En vista de la perfección de la Creación como obra de Dios, el acto de procreación resulta absolutamente necesario; ya que, desde los tempranos inicios de la Creación, la omnisciencia del Creador lo ha organizado todo en Ella de tal forma que no hay nada que sobre o que resulte superfluo. Aquel que abrigue semejante pensamiento, está diciendo con ello que la obra del Creador no es perfecta. Lo mismo es válido para aquel que sostenga que el nacimiento de Cristo tuvo lugar sin la procreación que el Creador le ha prescrito a la humanidad y que es lo normal. Tiene que haber ocurrido lo que es lo normal, una procreación con un ser humano de carne y hueso. También en este caso.

Todo ser humano que esté debidamente consciente de ello alaba así al Creador y Señor más que esos que quieren dar cabida a otras posibilidades. Los primeros ponen así una confianza tan inquebrantable en la voluntad de Dios que, de acuerdo a su convicción, en las leyes producidas por Él resulta completamente imposible alguna excepción o modificación. Y esa fe es la más grande de las dos. Aparte de eso, todo lo demás habla absolutamente a favor de ello. Cristo se volvió hombre terrenal. Con esa decisión, Él estaba obligado a someterse también a las leyes que Dios ha querido poner para la reproducción físico-material, ya que la perfección de Dios condiciona esto.

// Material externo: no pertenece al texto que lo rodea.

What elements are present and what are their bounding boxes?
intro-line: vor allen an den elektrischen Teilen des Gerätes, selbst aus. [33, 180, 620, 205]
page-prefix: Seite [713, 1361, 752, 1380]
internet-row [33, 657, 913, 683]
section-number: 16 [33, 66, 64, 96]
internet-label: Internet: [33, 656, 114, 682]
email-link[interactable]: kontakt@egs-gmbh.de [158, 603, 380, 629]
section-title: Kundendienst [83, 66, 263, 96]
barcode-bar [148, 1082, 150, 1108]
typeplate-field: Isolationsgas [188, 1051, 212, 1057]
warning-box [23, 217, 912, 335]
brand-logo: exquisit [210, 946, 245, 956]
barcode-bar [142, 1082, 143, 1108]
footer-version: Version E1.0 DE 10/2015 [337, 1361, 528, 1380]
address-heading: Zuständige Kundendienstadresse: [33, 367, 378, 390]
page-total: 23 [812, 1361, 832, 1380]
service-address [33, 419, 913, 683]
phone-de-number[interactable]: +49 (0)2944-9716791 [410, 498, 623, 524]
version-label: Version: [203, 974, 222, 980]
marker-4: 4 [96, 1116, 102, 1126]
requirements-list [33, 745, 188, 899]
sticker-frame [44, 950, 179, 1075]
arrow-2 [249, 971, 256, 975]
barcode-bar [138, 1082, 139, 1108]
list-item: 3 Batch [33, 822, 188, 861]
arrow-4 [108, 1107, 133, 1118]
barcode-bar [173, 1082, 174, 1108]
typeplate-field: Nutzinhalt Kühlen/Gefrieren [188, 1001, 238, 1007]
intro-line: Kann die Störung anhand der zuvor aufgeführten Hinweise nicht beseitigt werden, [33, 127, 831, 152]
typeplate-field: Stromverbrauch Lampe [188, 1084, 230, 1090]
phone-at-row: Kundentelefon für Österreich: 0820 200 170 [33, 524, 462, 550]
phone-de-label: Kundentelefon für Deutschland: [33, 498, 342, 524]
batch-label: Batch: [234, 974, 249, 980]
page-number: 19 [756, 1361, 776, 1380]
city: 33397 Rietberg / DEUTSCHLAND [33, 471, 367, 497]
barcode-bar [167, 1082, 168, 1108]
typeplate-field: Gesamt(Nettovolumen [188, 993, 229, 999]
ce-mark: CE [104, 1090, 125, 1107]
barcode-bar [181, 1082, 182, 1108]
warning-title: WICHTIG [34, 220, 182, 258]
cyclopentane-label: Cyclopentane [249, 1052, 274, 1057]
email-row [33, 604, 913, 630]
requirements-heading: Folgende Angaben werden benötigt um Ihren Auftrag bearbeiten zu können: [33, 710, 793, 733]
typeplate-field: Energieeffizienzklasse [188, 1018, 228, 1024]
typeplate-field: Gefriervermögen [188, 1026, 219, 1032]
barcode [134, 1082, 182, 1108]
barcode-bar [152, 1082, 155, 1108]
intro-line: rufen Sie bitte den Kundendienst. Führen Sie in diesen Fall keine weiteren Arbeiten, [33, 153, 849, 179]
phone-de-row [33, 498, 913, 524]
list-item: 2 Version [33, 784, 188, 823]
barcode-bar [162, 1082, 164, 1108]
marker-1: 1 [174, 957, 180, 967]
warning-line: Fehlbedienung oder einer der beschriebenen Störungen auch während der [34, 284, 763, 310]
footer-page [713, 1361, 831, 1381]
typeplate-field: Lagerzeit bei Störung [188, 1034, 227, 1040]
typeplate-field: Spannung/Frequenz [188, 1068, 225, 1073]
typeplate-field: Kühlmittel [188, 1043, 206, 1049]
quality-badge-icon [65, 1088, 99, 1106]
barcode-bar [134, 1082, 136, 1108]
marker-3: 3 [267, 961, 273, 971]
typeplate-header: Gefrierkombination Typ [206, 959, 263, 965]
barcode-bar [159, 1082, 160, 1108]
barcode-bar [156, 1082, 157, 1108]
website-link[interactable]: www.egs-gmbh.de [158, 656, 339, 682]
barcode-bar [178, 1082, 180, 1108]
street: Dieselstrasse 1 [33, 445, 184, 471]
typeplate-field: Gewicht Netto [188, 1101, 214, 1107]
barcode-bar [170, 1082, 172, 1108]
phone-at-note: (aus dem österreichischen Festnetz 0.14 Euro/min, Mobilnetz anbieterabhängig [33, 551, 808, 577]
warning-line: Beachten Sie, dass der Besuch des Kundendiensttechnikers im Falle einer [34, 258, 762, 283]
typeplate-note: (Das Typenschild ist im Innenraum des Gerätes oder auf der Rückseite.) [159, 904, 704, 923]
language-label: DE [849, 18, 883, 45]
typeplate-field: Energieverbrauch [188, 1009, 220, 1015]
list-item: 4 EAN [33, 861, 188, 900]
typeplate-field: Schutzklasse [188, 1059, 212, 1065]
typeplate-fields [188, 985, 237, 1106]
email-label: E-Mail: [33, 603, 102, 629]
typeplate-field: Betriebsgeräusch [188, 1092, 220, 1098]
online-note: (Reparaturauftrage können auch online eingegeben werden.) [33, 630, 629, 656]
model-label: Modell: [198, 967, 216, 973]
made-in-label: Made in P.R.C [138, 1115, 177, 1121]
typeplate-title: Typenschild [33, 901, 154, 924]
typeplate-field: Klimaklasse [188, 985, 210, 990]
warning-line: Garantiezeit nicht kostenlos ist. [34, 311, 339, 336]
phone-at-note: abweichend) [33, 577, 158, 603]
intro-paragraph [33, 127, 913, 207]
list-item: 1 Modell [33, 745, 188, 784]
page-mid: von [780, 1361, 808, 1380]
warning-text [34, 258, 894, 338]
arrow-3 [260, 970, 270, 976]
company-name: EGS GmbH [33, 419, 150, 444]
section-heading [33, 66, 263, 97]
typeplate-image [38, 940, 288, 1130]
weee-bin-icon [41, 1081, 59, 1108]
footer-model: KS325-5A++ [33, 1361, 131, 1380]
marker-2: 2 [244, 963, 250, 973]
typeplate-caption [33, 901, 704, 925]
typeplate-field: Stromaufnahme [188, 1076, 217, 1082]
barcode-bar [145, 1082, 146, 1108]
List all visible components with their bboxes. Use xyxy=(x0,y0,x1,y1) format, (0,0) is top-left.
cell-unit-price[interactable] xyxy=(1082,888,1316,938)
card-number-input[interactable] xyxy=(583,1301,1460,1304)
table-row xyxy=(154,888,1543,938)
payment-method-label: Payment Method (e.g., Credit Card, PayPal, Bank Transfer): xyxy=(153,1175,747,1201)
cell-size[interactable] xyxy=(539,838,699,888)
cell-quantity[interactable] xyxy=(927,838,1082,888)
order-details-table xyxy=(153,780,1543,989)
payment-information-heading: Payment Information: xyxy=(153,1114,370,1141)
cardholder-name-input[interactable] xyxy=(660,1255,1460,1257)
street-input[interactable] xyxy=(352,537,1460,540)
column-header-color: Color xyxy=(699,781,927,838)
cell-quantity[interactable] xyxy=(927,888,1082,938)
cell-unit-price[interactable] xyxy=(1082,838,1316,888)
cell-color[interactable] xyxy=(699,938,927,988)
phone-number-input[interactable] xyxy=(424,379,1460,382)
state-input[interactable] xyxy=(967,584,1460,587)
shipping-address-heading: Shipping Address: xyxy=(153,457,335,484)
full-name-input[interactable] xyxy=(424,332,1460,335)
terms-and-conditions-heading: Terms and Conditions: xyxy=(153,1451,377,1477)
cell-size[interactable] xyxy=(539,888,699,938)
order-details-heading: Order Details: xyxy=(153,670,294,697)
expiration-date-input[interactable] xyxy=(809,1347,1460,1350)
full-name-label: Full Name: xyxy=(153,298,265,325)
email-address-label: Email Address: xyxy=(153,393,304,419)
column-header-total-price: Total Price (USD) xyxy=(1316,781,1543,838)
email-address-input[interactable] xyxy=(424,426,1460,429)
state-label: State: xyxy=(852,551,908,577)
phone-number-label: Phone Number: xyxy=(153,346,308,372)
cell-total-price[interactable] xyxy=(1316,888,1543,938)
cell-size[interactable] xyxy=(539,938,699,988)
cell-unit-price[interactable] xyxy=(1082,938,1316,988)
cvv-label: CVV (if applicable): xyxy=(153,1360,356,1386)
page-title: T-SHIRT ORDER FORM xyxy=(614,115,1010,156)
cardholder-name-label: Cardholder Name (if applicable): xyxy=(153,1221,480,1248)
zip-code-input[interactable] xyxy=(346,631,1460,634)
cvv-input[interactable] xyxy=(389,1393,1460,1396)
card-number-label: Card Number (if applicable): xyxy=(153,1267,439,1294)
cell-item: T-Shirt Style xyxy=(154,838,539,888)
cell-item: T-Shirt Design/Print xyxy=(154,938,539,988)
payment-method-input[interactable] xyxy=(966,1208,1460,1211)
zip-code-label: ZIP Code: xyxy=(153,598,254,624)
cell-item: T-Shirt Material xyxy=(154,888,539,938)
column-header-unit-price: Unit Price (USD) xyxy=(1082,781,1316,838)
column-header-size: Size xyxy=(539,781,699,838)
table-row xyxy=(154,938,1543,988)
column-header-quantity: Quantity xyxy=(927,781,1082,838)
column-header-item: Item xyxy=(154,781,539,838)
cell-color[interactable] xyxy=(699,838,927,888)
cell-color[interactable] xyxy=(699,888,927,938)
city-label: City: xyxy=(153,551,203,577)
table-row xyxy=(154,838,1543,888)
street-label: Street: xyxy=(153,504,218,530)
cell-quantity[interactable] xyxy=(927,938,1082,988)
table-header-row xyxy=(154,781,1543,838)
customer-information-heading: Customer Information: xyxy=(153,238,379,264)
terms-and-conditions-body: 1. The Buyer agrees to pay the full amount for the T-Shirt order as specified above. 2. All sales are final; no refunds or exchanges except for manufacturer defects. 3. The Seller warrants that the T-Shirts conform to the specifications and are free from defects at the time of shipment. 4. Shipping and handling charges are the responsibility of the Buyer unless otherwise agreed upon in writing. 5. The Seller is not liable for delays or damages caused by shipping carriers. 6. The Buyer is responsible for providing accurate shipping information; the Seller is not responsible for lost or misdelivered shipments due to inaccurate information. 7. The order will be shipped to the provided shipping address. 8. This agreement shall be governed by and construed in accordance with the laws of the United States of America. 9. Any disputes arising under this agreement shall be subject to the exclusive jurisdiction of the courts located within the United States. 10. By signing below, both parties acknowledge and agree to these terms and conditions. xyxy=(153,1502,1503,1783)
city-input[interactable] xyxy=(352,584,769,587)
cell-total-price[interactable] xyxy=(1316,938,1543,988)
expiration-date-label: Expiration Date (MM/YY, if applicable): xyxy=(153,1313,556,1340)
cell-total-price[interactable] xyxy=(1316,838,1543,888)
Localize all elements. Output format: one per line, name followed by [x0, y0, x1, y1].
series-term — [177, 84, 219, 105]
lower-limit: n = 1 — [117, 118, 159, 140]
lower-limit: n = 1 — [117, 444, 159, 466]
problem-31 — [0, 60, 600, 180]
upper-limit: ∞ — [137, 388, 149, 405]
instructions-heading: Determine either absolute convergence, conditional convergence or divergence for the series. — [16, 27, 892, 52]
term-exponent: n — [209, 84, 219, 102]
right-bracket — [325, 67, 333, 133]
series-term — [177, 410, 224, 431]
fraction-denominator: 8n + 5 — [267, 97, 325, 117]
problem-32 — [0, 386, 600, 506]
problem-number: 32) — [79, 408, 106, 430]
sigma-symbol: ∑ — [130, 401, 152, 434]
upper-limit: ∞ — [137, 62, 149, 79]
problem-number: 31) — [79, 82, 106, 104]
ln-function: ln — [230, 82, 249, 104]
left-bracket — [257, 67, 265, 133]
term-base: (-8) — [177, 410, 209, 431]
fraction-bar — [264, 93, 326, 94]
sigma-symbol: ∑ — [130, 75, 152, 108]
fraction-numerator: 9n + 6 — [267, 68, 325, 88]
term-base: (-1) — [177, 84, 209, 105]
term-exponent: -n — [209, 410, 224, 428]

Si en respuesta a esto se alega que «para Dios nada es imposible», se puede decir que semejante comentario tan soterrado no es satisfactorio; ya que en semejante dicho se quiere dar a entender otra cosa que lo que tantas personas se imaginan en su comodidad. A fin de cuentas, solo basta decir que la imperfección, la falta de lógica, la injusticia, la arbitrariedad y muchas otras cosas son imposibles para Dios, y con ello ya se rechaza el texto de esta frase según el concepto que normalmente se le atribuye. También se puede razonar que, si en ese sentido nada es imposible para Dios, Él pudiera, con un solo acto volitivo, haber convertido en creyentes a todos los hombres de la Tierra. En tal caso no hubiera necesitado exponer a Su Hijo, por medio de la encarnación, a la infelicidad terrenal y a la crucifixión, y ese tremendo sacrificio se hubiera evitado. Pero el hecho de que haya sucedido así da fe de la inexorabilidad de las leyes divinas en la Creación, que han estado operantes desde el comienzo mismo hasta nuestros días y en las que, por su perfección, resulta imposible cualquier intervención violenta para hacer algún cambio.

A ello alguien empecinado ciegamente en discutir podría replicar, porfiado, que fue voluntad de Dios que sucediera como sucedió. Eso está correcto, pero de ninguna manera constituye una prueba de lo contrario, sino en realidad un reconocimiento de la argumentación anterior, siempre y cuando uno deje a un lado la más ingenua interpretación y siga la más profunda explicación que todas las frases espirituales requieren sin falta.

Fue voluntad de Dios. Pero eso nada tiene que ver con un acto arbitrario; al contrario, ello no representa otra cosa que una confirmación de las leyes instauradas por Dios en la Creación –leyes estas que contienen Su voluntad– y el consiguiente ajuste incondicional a dichas leyes, las cuales no permiten excepción ni elusión. De hecho, es justo a través de la necesidad de su cumplimiento que la voluntad de Dios se evidencia y actúa.

De ahí que Cristo, para cumplir Su misión, tuviera obligadamente que someterse a todas las leyes naturales, o sea, a la voluntad de Su Padre. Y Su vida entera es prueba de que Él hizo todo eso: Su nacimiento normal, Su desarrollo, el hecho de que Él también sintió hambre y cansancio, Su Sufrimiento y, por último, Su muerte en la cruz. A todo lo que un cuerpo terrenal humano está sometido estuvo sometido Él también. ¿Por qué ahora va a ser diferente justo con la procreación, cuando no hay ninguna necesidad para ello? La naturalidad no empequeñece en absoluto la misión del Salvador; todo lo contrario, es justo esa naturalidad la que la hace más grande aún. Como tampoco María, con su excelso llamado, ha sido menos agraciada por esa razón.